坊さん。
57番札所24歳住職7転8起の日々。

第10回 高野山大学ソフトテニス部の頃

ほぼにちは。

密成です。

先日ひさしぶりに

高野山に行って来ました。
(住職任命式というのがあって、
 正式に住職になってきました。)

まだ卒業して
2年ぐらいなので
変に体が“街”を記憶していて

例えば煙草に火を付けると
(すいません、僕、今、喫煙者です。

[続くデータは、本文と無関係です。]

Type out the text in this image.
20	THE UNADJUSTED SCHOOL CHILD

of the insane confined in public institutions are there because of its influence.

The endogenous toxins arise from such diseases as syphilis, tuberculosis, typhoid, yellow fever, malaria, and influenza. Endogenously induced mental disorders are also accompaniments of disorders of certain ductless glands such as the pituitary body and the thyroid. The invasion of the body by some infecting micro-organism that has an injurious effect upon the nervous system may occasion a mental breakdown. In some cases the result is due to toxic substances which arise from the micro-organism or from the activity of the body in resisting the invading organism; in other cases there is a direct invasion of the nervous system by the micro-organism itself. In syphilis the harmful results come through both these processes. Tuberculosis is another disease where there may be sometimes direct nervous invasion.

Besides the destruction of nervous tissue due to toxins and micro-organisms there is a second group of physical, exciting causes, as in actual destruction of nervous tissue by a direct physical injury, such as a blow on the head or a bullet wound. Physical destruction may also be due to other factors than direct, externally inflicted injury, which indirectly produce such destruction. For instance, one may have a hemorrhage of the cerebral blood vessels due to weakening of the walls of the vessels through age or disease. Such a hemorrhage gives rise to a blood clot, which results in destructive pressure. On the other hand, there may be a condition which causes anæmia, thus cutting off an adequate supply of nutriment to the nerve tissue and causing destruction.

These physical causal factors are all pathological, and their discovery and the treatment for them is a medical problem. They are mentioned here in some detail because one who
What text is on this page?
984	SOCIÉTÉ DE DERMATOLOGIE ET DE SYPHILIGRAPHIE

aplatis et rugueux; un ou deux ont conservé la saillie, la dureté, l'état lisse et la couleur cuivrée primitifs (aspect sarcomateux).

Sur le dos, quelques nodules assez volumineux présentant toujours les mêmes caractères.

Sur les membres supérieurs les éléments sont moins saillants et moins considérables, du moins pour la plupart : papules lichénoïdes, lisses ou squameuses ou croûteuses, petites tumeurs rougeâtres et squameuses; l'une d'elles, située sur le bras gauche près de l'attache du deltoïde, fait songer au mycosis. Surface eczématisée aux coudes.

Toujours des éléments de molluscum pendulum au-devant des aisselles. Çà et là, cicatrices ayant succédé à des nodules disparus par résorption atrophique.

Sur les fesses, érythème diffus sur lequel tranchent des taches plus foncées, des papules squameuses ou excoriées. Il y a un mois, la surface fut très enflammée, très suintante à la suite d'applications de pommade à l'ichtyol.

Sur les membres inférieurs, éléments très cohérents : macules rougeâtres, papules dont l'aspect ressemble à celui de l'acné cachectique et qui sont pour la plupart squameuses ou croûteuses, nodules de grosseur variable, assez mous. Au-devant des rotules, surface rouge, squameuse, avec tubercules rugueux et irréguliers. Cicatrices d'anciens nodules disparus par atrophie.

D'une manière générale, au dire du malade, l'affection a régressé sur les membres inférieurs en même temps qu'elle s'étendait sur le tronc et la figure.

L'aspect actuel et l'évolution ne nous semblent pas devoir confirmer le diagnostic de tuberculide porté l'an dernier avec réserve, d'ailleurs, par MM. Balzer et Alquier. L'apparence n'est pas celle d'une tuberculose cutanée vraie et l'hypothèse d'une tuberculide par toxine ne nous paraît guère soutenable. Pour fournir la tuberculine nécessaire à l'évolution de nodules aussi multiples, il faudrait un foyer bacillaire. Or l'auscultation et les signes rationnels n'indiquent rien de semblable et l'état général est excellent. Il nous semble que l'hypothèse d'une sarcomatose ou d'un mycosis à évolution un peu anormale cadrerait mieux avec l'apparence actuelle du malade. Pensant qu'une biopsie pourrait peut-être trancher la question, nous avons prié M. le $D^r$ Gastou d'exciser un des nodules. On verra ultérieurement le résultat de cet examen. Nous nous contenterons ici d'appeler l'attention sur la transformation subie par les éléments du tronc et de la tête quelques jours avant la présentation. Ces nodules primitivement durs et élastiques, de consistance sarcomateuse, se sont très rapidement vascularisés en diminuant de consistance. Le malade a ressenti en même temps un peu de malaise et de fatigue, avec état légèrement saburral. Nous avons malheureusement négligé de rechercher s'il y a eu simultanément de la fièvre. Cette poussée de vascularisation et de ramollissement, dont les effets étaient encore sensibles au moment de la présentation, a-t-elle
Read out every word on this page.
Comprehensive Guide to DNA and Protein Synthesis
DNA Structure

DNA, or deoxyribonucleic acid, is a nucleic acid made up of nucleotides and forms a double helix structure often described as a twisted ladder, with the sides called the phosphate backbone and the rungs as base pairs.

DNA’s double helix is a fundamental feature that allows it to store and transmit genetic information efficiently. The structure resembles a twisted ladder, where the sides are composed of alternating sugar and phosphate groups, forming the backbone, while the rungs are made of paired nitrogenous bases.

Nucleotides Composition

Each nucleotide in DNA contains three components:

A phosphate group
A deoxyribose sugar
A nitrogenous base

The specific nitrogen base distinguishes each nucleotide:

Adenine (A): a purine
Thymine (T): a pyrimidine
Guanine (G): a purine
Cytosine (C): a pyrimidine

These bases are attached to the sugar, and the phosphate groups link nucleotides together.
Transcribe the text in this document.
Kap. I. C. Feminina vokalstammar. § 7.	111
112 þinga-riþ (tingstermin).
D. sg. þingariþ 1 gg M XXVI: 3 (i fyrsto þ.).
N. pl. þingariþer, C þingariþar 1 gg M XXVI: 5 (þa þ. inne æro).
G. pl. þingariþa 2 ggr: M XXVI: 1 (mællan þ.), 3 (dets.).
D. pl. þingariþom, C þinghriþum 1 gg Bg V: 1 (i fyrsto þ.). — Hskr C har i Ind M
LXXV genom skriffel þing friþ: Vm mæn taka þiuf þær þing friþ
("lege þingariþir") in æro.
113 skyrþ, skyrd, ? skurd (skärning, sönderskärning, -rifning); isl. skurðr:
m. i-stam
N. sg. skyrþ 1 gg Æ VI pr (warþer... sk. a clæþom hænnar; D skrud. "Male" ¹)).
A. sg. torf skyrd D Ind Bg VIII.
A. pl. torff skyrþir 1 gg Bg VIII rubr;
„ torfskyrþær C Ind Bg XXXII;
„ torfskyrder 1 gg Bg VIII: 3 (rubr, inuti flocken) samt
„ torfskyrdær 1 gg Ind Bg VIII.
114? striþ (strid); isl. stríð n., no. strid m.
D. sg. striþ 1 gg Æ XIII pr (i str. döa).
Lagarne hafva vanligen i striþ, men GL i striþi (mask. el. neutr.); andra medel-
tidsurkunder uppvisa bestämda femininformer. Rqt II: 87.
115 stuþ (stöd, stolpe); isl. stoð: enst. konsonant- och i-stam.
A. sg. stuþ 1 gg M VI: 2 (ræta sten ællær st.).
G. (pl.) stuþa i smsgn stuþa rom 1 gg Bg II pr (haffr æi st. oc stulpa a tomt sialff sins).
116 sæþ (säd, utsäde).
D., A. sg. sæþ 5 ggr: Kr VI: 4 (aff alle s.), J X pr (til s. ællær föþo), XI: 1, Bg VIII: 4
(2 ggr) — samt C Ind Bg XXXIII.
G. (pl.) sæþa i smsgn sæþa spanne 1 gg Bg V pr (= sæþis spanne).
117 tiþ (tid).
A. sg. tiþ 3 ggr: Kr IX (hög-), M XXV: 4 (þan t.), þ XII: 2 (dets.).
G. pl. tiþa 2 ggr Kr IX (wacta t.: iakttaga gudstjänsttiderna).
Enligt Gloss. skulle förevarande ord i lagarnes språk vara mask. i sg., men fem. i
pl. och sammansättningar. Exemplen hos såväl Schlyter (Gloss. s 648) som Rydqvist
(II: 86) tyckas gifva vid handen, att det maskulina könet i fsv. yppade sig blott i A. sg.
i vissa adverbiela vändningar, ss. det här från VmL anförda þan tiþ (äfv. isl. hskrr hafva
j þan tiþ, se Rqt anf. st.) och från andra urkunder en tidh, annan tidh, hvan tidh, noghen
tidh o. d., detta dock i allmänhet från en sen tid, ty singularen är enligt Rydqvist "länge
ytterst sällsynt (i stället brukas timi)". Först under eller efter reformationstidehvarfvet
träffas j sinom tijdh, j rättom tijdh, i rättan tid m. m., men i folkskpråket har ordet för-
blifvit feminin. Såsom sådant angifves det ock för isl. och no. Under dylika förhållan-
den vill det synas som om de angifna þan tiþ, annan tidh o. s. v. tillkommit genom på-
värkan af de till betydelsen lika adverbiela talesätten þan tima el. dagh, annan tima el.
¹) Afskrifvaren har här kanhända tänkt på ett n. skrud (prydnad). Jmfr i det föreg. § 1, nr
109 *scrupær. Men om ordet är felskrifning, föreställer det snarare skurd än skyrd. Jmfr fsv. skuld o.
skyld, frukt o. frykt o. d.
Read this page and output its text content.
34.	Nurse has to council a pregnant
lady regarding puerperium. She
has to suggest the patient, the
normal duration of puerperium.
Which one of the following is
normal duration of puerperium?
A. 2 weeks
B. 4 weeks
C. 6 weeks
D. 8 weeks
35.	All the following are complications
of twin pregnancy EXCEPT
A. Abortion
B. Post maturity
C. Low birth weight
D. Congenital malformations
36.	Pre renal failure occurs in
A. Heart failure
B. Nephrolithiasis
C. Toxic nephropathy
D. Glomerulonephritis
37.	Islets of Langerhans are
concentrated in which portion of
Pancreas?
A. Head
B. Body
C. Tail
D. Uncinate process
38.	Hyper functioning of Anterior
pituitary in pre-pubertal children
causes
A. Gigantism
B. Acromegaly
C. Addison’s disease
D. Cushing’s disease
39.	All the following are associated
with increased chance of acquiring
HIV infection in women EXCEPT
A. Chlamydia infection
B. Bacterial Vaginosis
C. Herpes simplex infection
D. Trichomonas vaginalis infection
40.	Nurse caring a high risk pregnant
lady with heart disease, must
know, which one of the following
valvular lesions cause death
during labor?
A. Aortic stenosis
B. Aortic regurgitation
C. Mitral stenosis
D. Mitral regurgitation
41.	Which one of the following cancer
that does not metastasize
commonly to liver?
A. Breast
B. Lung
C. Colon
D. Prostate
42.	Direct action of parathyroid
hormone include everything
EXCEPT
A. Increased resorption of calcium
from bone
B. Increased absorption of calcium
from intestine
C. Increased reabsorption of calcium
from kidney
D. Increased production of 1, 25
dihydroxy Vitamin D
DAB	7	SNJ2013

)

ちょうど
灰皿のあるところで
フィルターまで火が来るんですね。

そんなわけで高野山は
僕の体にいまだに
ぴったりと
染みついています。

僕は大学でソフトテニス部、華道部(華道高野山)、
茶道部に在籍していました。

後半の2個は
「女の子が多そう」だったからです。


あと「アーリークロス」という
有料フリーペーパー(なんだそりゃ)
を友達と作ったりしていました。

こんな風に書くと
「活発な大学生!」って感じですが、
あまりにも、やることがないので
友達と好きなことを
ダラダラやってただけです。

ただ、就職活動の履歴書や
面接なんかは、やりやすかったですね。

「はい。私は次男で跡を継ぐ必要はないのですが
 (ウソでした。すいません)
お寺に育ち興味があったので、
この大学に進学し首席で入学後
(何かの間違いでホント)
ありとあらゆる分野に興味を示し、活動し、
100日間の僧侶修行も達成しました。
私にとって大学は知的好奇心の“アミューズメント
パーク“であります。はい。」

うわっ、完全にやな奴ですね。

面接会場から出る頃には、完全に他の学生から

「この、資本主義坊主め」
ていう目で見られました。はは。

でも就職活動は公園で女の子とお弁当を食べて
情報交換したり楽しかったです。
(高野山は本当に女の子が少なかった。
 女の子のことしか考えてないのか!
 と思った人。
 自分の二十歳そこらを
 思い出してくださいね。
 僧も時に恋をします)

ソフトテニス部は結構変な思い出が多いです。

「ソフトテニス部キャプテン
 白川くん教務課まで来てください」

という放送があったので、行ってみたら

「今日は、クマ警報が出ているので活動禁止です」

と言われました。

クマ警報!

「ラケットケースに
 “鈴”を付けていっても無理ですか?」

「君、死にたいのかね?」

リーグ戦で大阪まで行くのも、すごく楽しみでした。
(ちなみに入れ替え戦に「OB」が出場しました。
坊主って年齢がわかりにくいんです。
みんなは、マネしないでね。)

「すごいぞ!白川君。大学の中にローソンがあるぅ」

「帰りは梅田で焼き肉、ヤキニク!」

などと猿のように、わめいていました。

しかし、僕たちのリーグには
異常に「教育大学」の人たちが多かったんですが
(奈良教育大学、京都教育大学、
 大阪教育大学、兵庫教育大学!!)

彼らのヤジは本当にすごかったですね。

「ボーサン、ボーサン、ボーサン倒せ!」

ほとんど“宗教弾圧”です。

しかもこちらは、正真正銘の「坊さん」です。

僕たちはもうほとんど、ヤケクソで
目の前で足をつった対戦相手を取り囲んで

「拝んだ。」

南海高野線の難波発高野山行きの
最終は9時30分でした。

だんだん人が減っていき
気が付くと3両編成の電車に
自分しか乗ってないこともありました。

ケーブルカーで山に登ると雪がちらついてる。

駅までバイクで来たことを
(黄色のスーパーカブに乗ってました)
後悔しながら、雪の山道を
とろとろ、注意深く走っていると
本当に寂しい気持ちになりました。

なんとなく、一人の部屋に帰りたくなくて
よく友達の家を経由して
煙草を2,3本分話して帰りました。

ほとんどの友達は、すぐ近くに住んでいたので
ありがたくもあり、時に、うっとうしくもありました。

「ねぇ、明日は、きっと積もってるよ」

友達と
「卒業したら、ケッコウ懐かしんだりするんだろうねぇ」

って、よく話してたけど

もう少し、時間がかかりそうです。